Rheological Properties of the EP742-ID Alloy in the Context of Integrated Computational Materials Science and Engineering: Part II. Modeling the Compression Process of the Samples and Virtual Billets

Part II of this work is devoted to a comparison of the results of modeling and experiment with the Guber–Mises theoretical plasticity condition during axisymmetric upsetting the samples of the EP742-ID alloy with various ratios of initial diameters d₀/h₀. The influence of initial sizes on the deformation mode of model experimental samples and virtual billets is evaluated. The results of modeling the draft of cylindrical samples (Ø15 mm) and billets (Ø300 mm) of the EP742-ID heat-resistant nickel alloy with various ratios of initial homological sizes are presented and the selection of the average tension and equivalent deformation as internal factors determining the microstructure formation is substantiated. It is shown that the squeezing axial tension component in the sample center under conditions of the initial plastic deformation of 0.2% increases larger than by a factor of 1.5 with an increase in the d₀/h₀ ratio. The experimental and calculated values of the conditional yield point, axial tension, and radial tension at a compression temperature of 1050°C depending on d₀/h₀ are found.
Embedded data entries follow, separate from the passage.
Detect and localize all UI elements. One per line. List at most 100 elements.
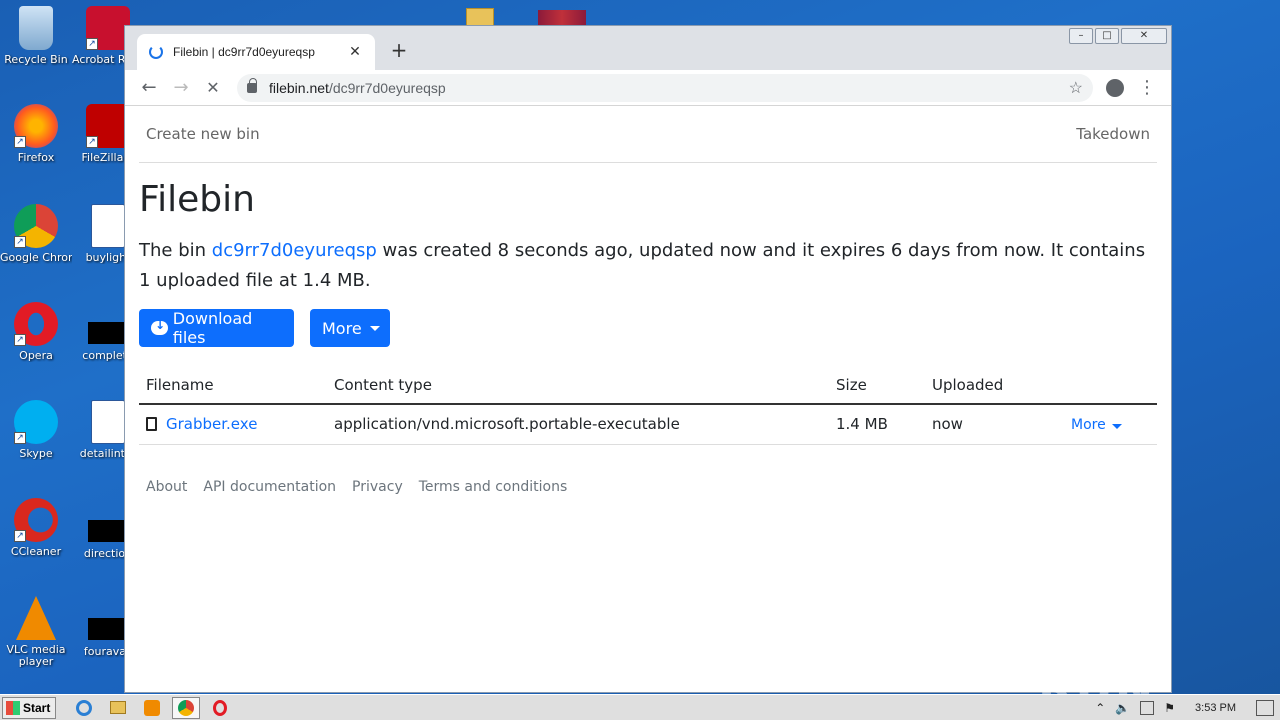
- word-doc-icon: [91, 204, 125, 248]
- footer-link-about[interactable]: About: [146, 479, 187, 495]
- row-action-cell: More: [1064, 404, 1157, 445]
- desktop-icon-label: Recycle Bin: [4, 54, 68, 66]
- caret-down-icon: [369, 325, 380, 331]
- menu-kebab-icon[interactable]: ⋮: [1133, 74, 1161, 102]
- row-more-label: More: [1071, 417, 1106, 434]
- stop-button[interactable]: ✕: [199, 74, 227, 102]
- vlc-icon: [16, 596, 56, 640]
- ie-taskbar-icon[interactable]: [70, 697, 98, 719]
- browser-toolbar: ← → ✕ filebin.net/dc9rr7d0eyureqsp ☆ ⋮: [125, 70, 1171, 106]
- desktop-icon-label: Opera: [19, 350, 53, 362]
- tab-title: Filebin | dc9rr7d0eyureqsp: [173, 45, 315, 59]
- footer-links: About API documentation Privacy Terms an…: [146, 479, 567, 495]
- close-window-button[interactable]: ✕: [1121, 28, 1167, 44]
- minimize-button[interactable]: –: [1069, 28, 1093, 44]
- filename-cell: Grabber.exe: [139, 404, 327, 445]
- bookmark-star-icon[interactable]: ☆: [1069, 78, 1083, 98]
- tray-expand-icon[interactable]: ⌃: [1095, 701, 1105, 715]
- winrar-icon[interactable]: [538, 10, 586, 25]
- chrome-taskbar-icon[interactable]: [172, 696, 200, 719]
- desktop-icon-skype[interactable]: ↗ Skype: [0, 400, 72, 460]
- volume-icon[interactable]: 🔈: [1115, 701, 1130, 715]
- file-icon: [146, 417, 157, 432]
- table-row: Grabber.exe application/vnd.microsoft.po…: [139, 404, 1157, 445]
- column-header-action: [1064, 366, 1157, 405]
- uploaded-cell: now: [925, 404, 1064, 445]
- desktop-icon-label: Google Chrome: [0, 252, 72, 264]
- action-center-flag-icon[interactable]: ⚑: [1164, 701, 1175, 715]
- column-header: Filename: [139, 366, 327, 405]
- download-files-label: Download files: [172, 309, 253, 347]
- bin-description: The bin dc9rr7d0eyureqsp was created 8 s…: [139, 236, 1159, 296]
- files-table: Filename Content type Size Uploaded Grab…: [139, 366, 1157, 445]
- system-tray: ⌃ 🔈 ⚑ 3:53 PM: [1095, 699, 1280, 716]
- download-files-button[interactable]: Download files: [139, 309, 294, 347]
- desktop-icon-vlc[interactable]: VLC media player: [0, 596, 72, 668]
- desktop-icon-label: VLC media player: [6, 644, 66, 668]
- explorer-taskbar-icon[interactable]: [104, 697, 132, 719]
- maximize-button[interactable]: □: [1095, 28, 1119, 44]
- taskbar: Start ⌃ 🔈 ⚑ 3:53 PM: [0, 694, 1280, 720]
- desktop-icon-ccleaner[interactable]: ↗ CCleaner: [0, 498, 72, 558]
- network-icon[interactable]: [1140, 700, 1155, 715]
- top-nav: Create new bin Takedown: [139, 106, 1157, 163]
- browser-tab[interactable]: Filebin | dc9rr7d0eyureqsp ✕: [137, 34, 375, 70]
- takedown-link[interactable]: Takedown: [1076, 125, 1150, 143]
- clock[interactable]: 3:53 PM: [1195, 702, 1236, 714]
- column-header: Uploaded: [925, 366, 1064, 405]
- create-new-bin-link[interactable]: Create new bin: [146, 125, 260, 143]
- desktop-icon-chrome[interactable]: ↗ Google Chrome: [0, 204, 72, 264]
- start-label: Start: [23, 700, 51, 715]
- caret-down-icon: [1111, 424, 1122, 430]
- footer-link-api[interactable]: API documentation: [203, 479, 336, 495]
- redacted-icon: [88, 618, 124, 640]
- cloud-download-icon: [151, 318, 168, 335]
- desktop-icon-label: CCleaner: [10, 546, 62, 558]
- desc-prefix: The bin: [139, 240, 212, 261]
- row-more-dropdown[interactable]: More: [1071, 417, 1122, 433]
- close-tab-icon[interactable]: ✕: [347, 44, 363, 60]
- show-desktop-button[interactable]: [1256, 699, 1274, 716]
- loading-spinner-icon: [149, 45, 163, 59]
- tab-strip: Filebin | dc9rr7d0eyureqsp ✕ + – □ ✕: [125, 26, 1171, 70]
- desktop-icon-opera[interactable]: ↗ Opera: [0, 302, 72, 362]
- firefox-icon: ↗: [14, 104, 58, 148]
- redacted-icon: [88, 520, 124, 542]
- desktop-icon-recycle-bin[interactable]: Recycle Bin: [0, 6, 72, 66]
- address-bar[interactable]: filebin.net/dc9rr7d0eyureqsp ☆: [237, 74, 1093, 102]
- page-title: Filebin: [139, 179, 255, 220]
- media-player-taskbar-icon[interactable]: [138, 697, 166, 719]
- table-header-row: Filename Content type Size Uploaded: [139, 366, 1157, 405]
- new-tab-button[interactable]: +: [387, 38, 411, 62]
- content-type-cell: application/vnd.microsoft.portable-execu…: [327, 404, 829, 445]
- column-header: Content type: [327, 366, 829, 405]
- page-content: Create new bin Takedown Filebin The bin …: [125, 106, 1171, 692]
- profile-icon[interactable]: [1101, 74, 1129, 102]
- word-doc-icon: [91, 400, 125, 444]
- forward-button[interactable]: →: [167, 74, 195, 102]
- window-controls: – □ ✕: [1069, 28, 1167, 44]
- start-button[interactable]: Start: [2, 696, 56, 719]
- chrome-icon: ↗: [14, 204, 58, 248]
- ccleaner-icon: ↗: [14, 498, 58, 542]
- opera-taskbar-icon[interactable]: [206, 697, 234, 719]
- back-button[interactable]: ←: [135, 74, 163, 102]
- more-dropdown-button[interactable]: More: [310, 309, 390, 347]
- footer-link-terms[interactable]: Terms and conditions: [419, 479, 568, 495]
- recycle-bin-icon: [19, 6, 53, 50]
- bin-id-link[interactable]: dc9rr7d0eyureqsp: [212, 240, 377, 261]
- opera-icon: ↗: [14, 302, 58, 346]
- filename-link[interactable]: Grabber.exe: [166, 415, 257, 433]
- url-host: filebin.net: [269, 80, 329, 96]
- url-path: /dc9rr7d0eyureqsp: [328, 80, 446, 96]
- desktop-icon-label: Skype: [19, 448, 53, 460]
- more-label: More: [322, 318, 362, 338]
- desktop-icon-label: Firefox: [17, 152, 55, 164]
- folder-icon[interactable]: [466, 8, 494, 26]
- footer-link-privacy[interactable]: Privacy: [352, 479, 403, 495]
- windows-logo-icon: [6, 700, 20, 715]
- redacted-icon: [88, 322, 124, 344]
- size-cell: 1.4 MB: [829, 404, 925, 445]
- desktop-icon-firefox[interactable]: ↗ Firefox: [0, 104, 72, 164]
- browser-window: Filebin | dc9rr7d0eyureqsp ✕ + – □ ✕ ← →…: [124, 25, 1172, 693]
The influence of the degree of strain and the ratio of initial sizes on the distribution of the average tension and equivalent strain over the half-height radius of the meridional section of upsetted (experimental) samples (Ø15 mm) and virtual billets (Ø300 mm) is analyzed. General principles of forecasting the microstructure to solve the problems using software complexes of process modeling when developing the upsetting modes of discs made of heat-resistant nickel alloys are described. Attention is paid to the fact that the modeling methods should be substantiated theoretically and confirmed experimentally.